Like its cousin, the bug emerges only in wet weather. The males only live for a day, but the females hang around for a couple more days — long enough to lay a few hundred eggs on the growing points of plants such as leaves, buds and flowers.

The minuscule sap-sipping larvae do the most damage, but it depends mainly on when they start feeding. The earlier they appear, the more damage they cause.

“If you have heavy damage before bolting, you can actually have total destruction of your seed potential,” said Soroka, adding that the flowers turn into “bottles” that never open.

Swede midge is nearly impossible to control chemically. Adults are weak fliers, but they are often blown in from other areas. Also, because they only live for a few days, detection and spraying effectively is very difficult.

More from the Manitoba Co-operator website: Prairie grasshopper populations expected to rise in some areas

In the soil

Woman.

“If you have heavy damage before bolting, you can actually have total destruction of your seed potential,” Julie Soroka.
photo: Daniel Winters

Once in the pupae stage in the soil, there’s no effective solution, she added.

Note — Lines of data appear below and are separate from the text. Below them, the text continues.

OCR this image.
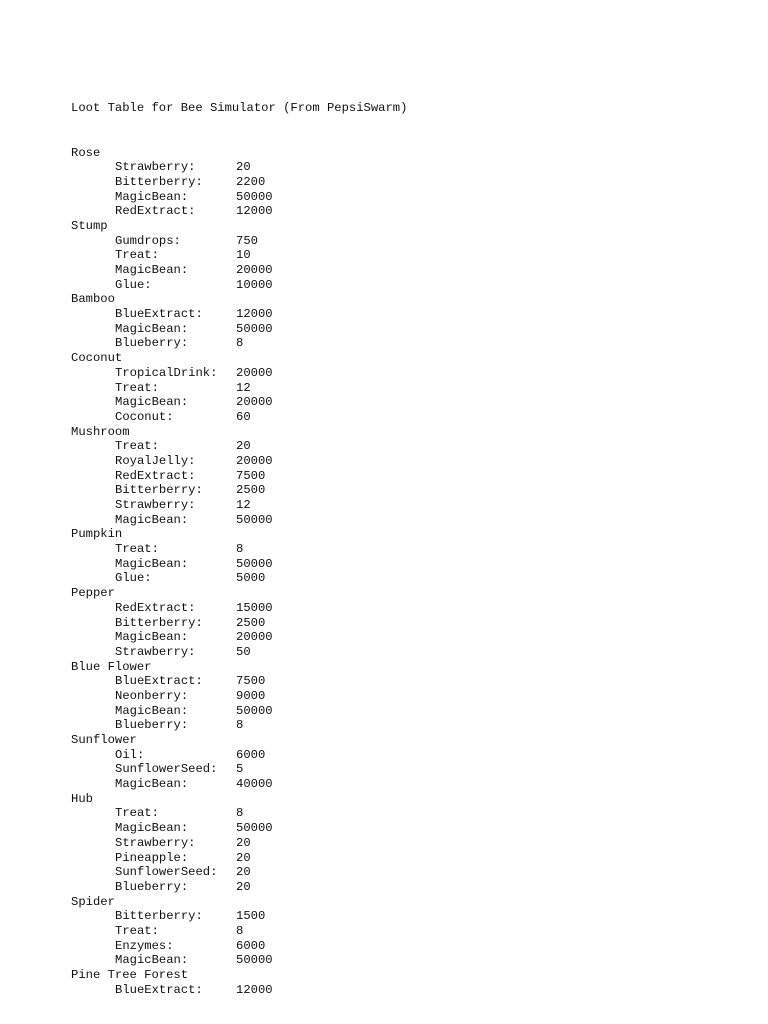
Loot Table for Bee Simulator (From PepsiSwarm)

Rose
Strawberry:	20
Bitterberry:	2200
MagicBean:	50000
RedExtract:	12000
Stump
Gumdrops:	750
Treat:	10
MagicBean:	20000
Glue:	10000
Bamboo
BlueExtract:	12000
MagicBean:	50000
Blueberry:	8
Coconut
TropicalDrink: 20000
Treat:	12
MagicBean:	20000
Coconut:	60
Mushroom
Treat:	20
RoyalJelly:	20000
RedExtract:	7500
Bitterberry:	2500
Strawberry:	12
MagicBean:	50000
Pumpkin
Treat:	8
MagicBean:	50000
Glue:	5000
Pepper
RedExtract:	15000
Bitterberry:	2500
MagicBean:	20000
Strawberry:	50
Blue Flower
BlueExtract:	7500
Neonberry:	9000
MagicBean:	50000
Blueberry:	8
Sunflower
Oil:	6000
SunflowerSeed: 5
MagicBean:	40000
Hub
Treat:	8
MagicBean:	50000
Strawberry:	20
Pineapple:	20
SunflowerSeed: 20
Blueberry:	20
Spider
Bitterberry:	1500
Treat:	8
Enzymes:	6000
MagicBean:	50000
Pine Tree Forest
BlueExtract:	12000
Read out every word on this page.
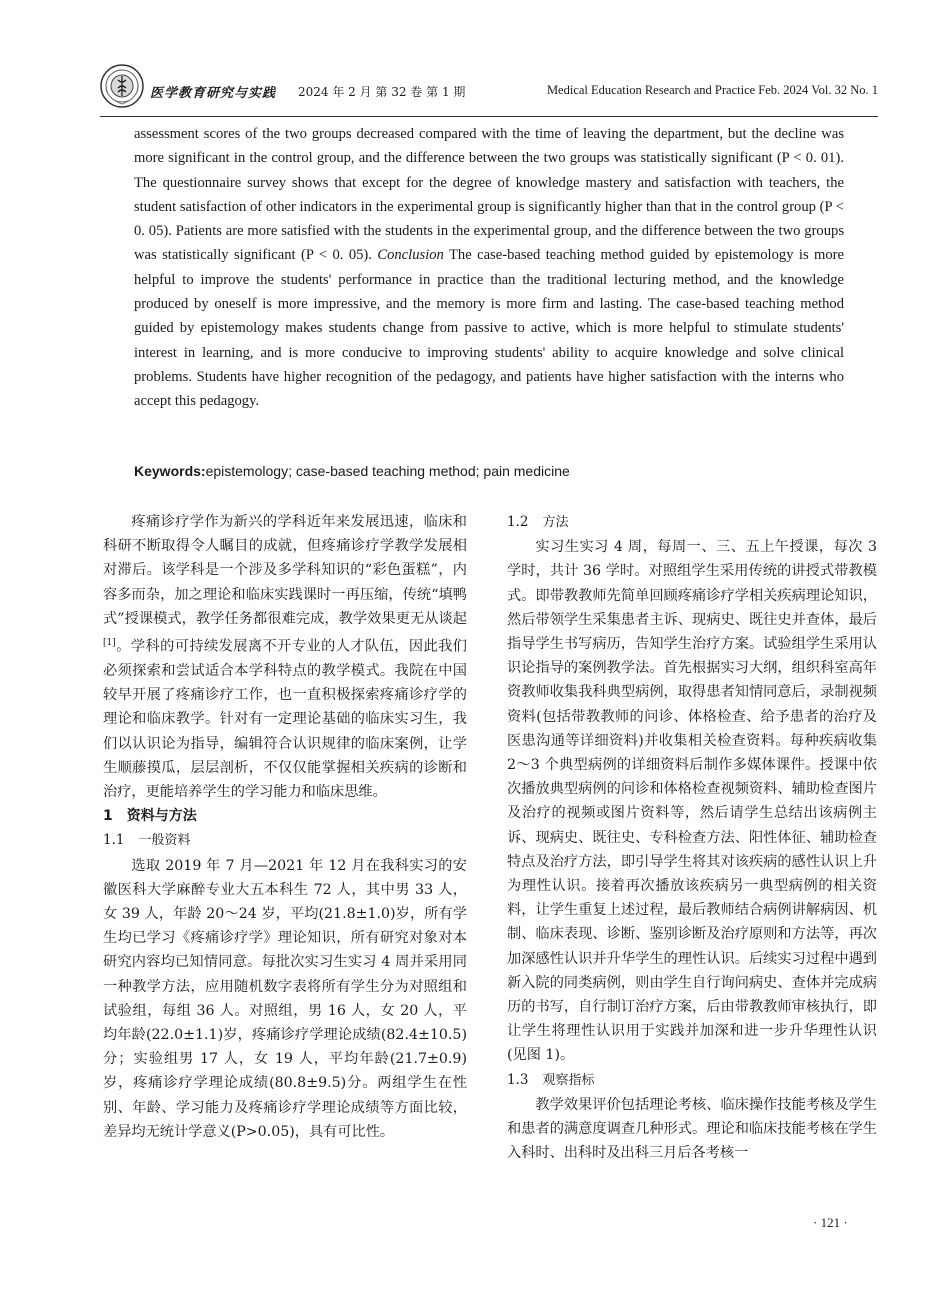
医学教育研究与实践 2024 年 2 月 第 32 卷 第 1 期	Medical Education Research and Practice Feb. 2024 Vol. 32 No. 1

assessment scores of the two groups decreased compared with the time of leaving the department, but the decline was more significant in the control group, and the difference between the two groups was statistically significant (P < 0. 01). The questionnaire survey shows that except for the degree of knowledge mastery and satisfaction with teachers, the student satisfaction of other indicators in the experimental group is significantly higher than that in the control group (P < 0. 05). Patients are more satisfied with the students in the experimental group, and the difference between the two groups was statistically significant (P < 0. 05). Conclusion The case-based teaching method guided by epistemology is more helpful to improve the students' performance in practice than the traditional lecturing method, and the knowledge produced by oneself is more impressive, and the memory is more firm and lasting. The case-based teaching method guided by epistemology makes students change from passive to active, which is more helpful to stimulate students' interest in learning, and is more conducive to improving students' ability to acquire knowledge and solve clinical problems. Students have higher recognition of the pedagogy, and patients have higher satisfaction with the interns who accept this pedagogy.

Keywords:epistemology; case-based teaching method; pain medicine

疼痛诊疗学作为新兴的学科近年来发展迅速，临床和科研不断取得令人瞩目的成就，但疼痛诊疗学教学发展相对滞后。该学科是一个涉及多学科知识的“彩色蛋糕”，内容多而杂，加之理论和临床实践课时一再压缩，传统“填鸭式”授课模式，教学任务都很难完成，教学效果更无从谈起[1]。学科的可持续发展离不开专业的人才队伍，因此我们必须探索和尝试适合本学科特点的教学模式。我院在中国较早开展了疼痛诊疗工作，也一直积极探索疼痛诊疗学的理论和临床教学。针对有一定理论基础的临床实习生，我们以认识论为指导，编辑符合认识规律的临床案例，让学生顺藤摸瓜，层层剖析，不仅仅能掌握相关疾病的诊断和治疗，更能培养学生的学习能力和临床思维。

1 资料与方法
1.1 一般资料

选取 2019 年 7 月—2021 年 12 月在我科实习的安徽医科大学麻醉专业大五本科生 72 人，其中男 33 人，女 39 人，年龄 20～24 岁，平均(21.8±1.0)岁，所有学生均已学习《疼痛诊疗学》理论知识，所有研究对象对本研究内容均已知情同意。每批次实习生实习 4 周并采用同一种教学方法，应用随机数字表将所有学生分为对照组和试验组，每组 36 人。对照组，男 16 人，女 20 人，平均年龄(22.0±1.1)岁，疼痛诊疗学理论成绩(82.4±10.5)分；实验组男 17 人，女 19 人，平均年龄(21.7±0.9)岁，疼痛诊疗学理论成绩(80.8±9.5)分。两组学生在性别、年龄、学习能力及疼痛诊疗学理论成绩等方面比较，差异均无统计学意义(P>0.05)，具有可比性。

1.2 方法

实习生实习 4 周，每周一、三、五上午授课，每次 3 学时，共计 36 学时。对照组学生采用传统的讲授式带教模式。即带教教师先简单回顾疼痛诊疗学相关疾病理论知识，然后带领学生采集患者主诉、现病史、既往史并查体，最后指导学生书写病历，告知学生治疗方案。试验组学生采用认识论指导的案例教学法。首先根据实习大纲，组织科室高年资教师收集我科典型病例，取得患者知情同意后，录制视频资料(包括带教教师的问诊、体格检查、给予患者的治疗及医患沟通等详细资料)并收集相关检查资料。每种疾病收集 2～3 个典型病例的详细资料后制作多媒体课件。授课中依次播放典型病例的问诊和体格检查视频资料、辅助检查图片及治疗的视频或图片资料等，然后请学生总结出该病例主诉、现病史、既往史、专科检查方法、阳性体征、辅助检查特点及治疗方法，即引导学生将其对该疾病的感性认识上升为理性认识。接着再次播放该疾病另一典型病例的相关资料，让学生重复上述过程，最后教师结合病例讲解病因、机制、临床表现、诊断、鉴别诊断及治疗原则和方法等，再次加深感性认识并升华学生的理性认识。后续实习过程中遇到新入院的同类病例，则由学生自行询问病史、查体并完成病历的书写，自行制订治疗方案，后由带教教师审核执行，即让学生将理性认识用于实践并加深和进一步升华理性认识(见图 1)。

1.3 观察指标

教学效果评价包括理论考核、临床操作技能考核及学生和患者的满意度调查几种形式。理论和临床技能考核在学生入科时、出科时及出科三月后各考核一

· 121 ·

“Canola is susceptible for a long period of time. It’s not like wheat, where once wheat has passed the growth stage, the midges are gone,” said Soroka.

Early seeding helps the canola to get a head start on the bug and heavier seeding rates may offer a dilution effect.

In Sweden, farmers have learned to cope with the bug by working together. By synchronizing their cropping plans, and only planting canola once out of every four years, they find that it can be outmanoeuvred, she added.

However, their canola acreage is much lower than here, and they often use mouldboard plows to bury the insect pupae in the soil, a strategy that Soroka said is very effective.

The good news is that the bug can’t thrive under dry conditions, but the bad news is that it can hang around for another year. Even worse is the fact that biological control agents or natural enemies of the critter in Canada are “zero, zippo, nil.”

Cabbage seed pod weevil is another reason to avoid tight canola rotations, but unlike Swede midge it can be effectively controlled with insecticides.

MAFRD entomologist John Gavloski said that the top three insect pests for canola this year are flea beetles, grasshoppers and possibly cutworms depending on winterkill. Diamondback moths and other airborne bugs are impossible to predict, however.

“The two that I think people should be at least watching for and maybe anticipating are flea beetles and if we get a hot, dry year, grasshoppers,” said Gavloski.